Monitoring and Cost Control
- Key Metrics: Qwen3-VL confidence distribution, LLM token usage, Qwen3-Omni trigger rate, end-to-end latency (batch: < 5 min, real-time: < 30s).
- Circuit Breakers: The Qwen3-Omni service has usage-based circuit breakers to prevent cost overruns.
- Concurrency: The pipeline supports configurable parallel processing at both the document and page level to optimize throughput for batch operations.
Summary
This architecture implements a clear separation of concerns using the specialized Qwen3 model family in an orchestrated pipeline:
- Qwen3-VL as the Perception Layer establishes the authoritative document representation through multimodal analysis.

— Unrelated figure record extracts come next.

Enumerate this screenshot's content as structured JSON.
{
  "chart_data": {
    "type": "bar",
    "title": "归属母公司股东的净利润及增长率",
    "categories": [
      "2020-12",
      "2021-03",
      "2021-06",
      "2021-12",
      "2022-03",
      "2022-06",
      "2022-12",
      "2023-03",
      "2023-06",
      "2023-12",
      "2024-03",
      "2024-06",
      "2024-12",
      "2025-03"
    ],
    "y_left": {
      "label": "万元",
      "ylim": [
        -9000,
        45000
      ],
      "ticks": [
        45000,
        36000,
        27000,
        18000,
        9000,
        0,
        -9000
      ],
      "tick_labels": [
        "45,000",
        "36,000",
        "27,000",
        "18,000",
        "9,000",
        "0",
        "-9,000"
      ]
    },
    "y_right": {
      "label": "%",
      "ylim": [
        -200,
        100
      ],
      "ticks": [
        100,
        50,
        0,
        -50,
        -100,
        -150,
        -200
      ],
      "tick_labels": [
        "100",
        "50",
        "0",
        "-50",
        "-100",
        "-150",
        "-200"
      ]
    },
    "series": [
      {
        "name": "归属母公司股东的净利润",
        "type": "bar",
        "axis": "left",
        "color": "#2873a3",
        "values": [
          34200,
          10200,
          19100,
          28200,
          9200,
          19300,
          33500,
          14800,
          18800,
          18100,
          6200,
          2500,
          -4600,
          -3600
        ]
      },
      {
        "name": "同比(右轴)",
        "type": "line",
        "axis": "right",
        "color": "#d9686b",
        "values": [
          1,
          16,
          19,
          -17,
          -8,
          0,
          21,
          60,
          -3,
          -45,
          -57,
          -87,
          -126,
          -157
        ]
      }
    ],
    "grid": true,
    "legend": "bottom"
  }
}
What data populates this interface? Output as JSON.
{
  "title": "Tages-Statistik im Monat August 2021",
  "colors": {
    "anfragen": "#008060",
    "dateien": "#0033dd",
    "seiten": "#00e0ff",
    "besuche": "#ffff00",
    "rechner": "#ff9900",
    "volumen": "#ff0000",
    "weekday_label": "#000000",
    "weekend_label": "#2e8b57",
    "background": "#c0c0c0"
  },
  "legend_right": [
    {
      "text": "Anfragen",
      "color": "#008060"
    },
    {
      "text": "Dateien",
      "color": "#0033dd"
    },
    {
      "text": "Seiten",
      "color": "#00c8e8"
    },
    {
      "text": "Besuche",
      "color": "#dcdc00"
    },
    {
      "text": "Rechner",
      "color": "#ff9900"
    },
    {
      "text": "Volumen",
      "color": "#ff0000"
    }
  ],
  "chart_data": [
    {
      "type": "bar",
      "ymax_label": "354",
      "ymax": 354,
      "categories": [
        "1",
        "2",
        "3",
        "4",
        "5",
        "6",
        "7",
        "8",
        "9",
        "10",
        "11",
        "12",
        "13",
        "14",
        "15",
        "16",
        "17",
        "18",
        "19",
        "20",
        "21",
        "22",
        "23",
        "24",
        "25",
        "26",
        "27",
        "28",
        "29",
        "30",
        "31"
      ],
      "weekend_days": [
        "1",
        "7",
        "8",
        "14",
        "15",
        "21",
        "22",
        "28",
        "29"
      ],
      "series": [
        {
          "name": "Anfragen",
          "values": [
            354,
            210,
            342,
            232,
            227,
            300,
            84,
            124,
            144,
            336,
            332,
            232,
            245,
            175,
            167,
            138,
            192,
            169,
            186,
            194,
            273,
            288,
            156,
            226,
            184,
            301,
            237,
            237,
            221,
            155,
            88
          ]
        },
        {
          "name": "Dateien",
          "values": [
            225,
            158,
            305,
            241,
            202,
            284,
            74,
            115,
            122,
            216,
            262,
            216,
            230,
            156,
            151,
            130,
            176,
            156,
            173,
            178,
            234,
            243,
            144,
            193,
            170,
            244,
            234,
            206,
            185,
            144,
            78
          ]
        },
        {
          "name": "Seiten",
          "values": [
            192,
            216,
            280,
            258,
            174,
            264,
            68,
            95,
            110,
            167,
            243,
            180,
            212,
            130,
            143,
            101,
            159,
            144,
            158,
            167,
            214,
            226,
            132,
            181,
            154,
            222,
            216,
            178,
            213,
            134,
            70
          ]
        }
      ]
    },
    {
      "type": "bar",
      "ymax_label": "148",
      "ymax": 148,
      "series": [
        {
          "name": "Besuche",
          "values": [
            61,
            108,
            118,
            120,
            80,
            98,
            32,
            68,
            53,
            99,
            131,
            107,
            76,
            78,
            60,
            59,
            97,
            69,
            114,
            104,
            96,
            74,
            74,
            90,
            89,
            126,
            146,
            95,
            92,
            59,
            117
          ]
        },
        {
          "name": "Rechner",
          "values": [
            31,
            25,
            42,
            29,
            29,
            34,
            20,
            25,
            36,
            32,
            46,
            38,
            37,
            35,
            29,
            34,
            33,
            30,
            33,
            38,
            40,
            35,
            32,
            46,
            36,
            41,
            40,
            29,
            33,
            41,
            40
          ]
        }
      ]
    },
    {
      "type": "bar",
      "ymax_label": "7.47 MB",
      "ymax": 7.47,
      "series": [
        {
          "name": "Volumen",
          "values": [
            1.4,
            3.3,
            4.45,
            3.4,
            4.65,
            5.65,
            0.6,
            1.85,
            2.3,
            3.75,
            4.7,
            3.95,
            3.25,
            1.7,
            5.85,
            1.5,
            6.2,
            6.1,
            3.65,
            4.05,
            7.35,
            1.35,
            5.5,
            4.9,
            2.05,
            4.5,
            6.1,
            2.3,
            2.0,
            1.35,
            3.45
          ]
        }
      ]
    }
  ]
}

- Qwen3 Text LLM as the Cognition Layer efficiently performs linguistic reasoning in text-only mode.
- Qwen3-Omni as the Arbitration Layer provides targeted multimodal verification for edge cases.
- Qwen3 Embeddings enable semantic search within the same model family ecosystem.
By linking all data through a versioned relational model, implementing robust failure handling, and maintaining clear storage heuristics, the system achieves production-ready robustness while preserving full traceability from outputs back to source document regions.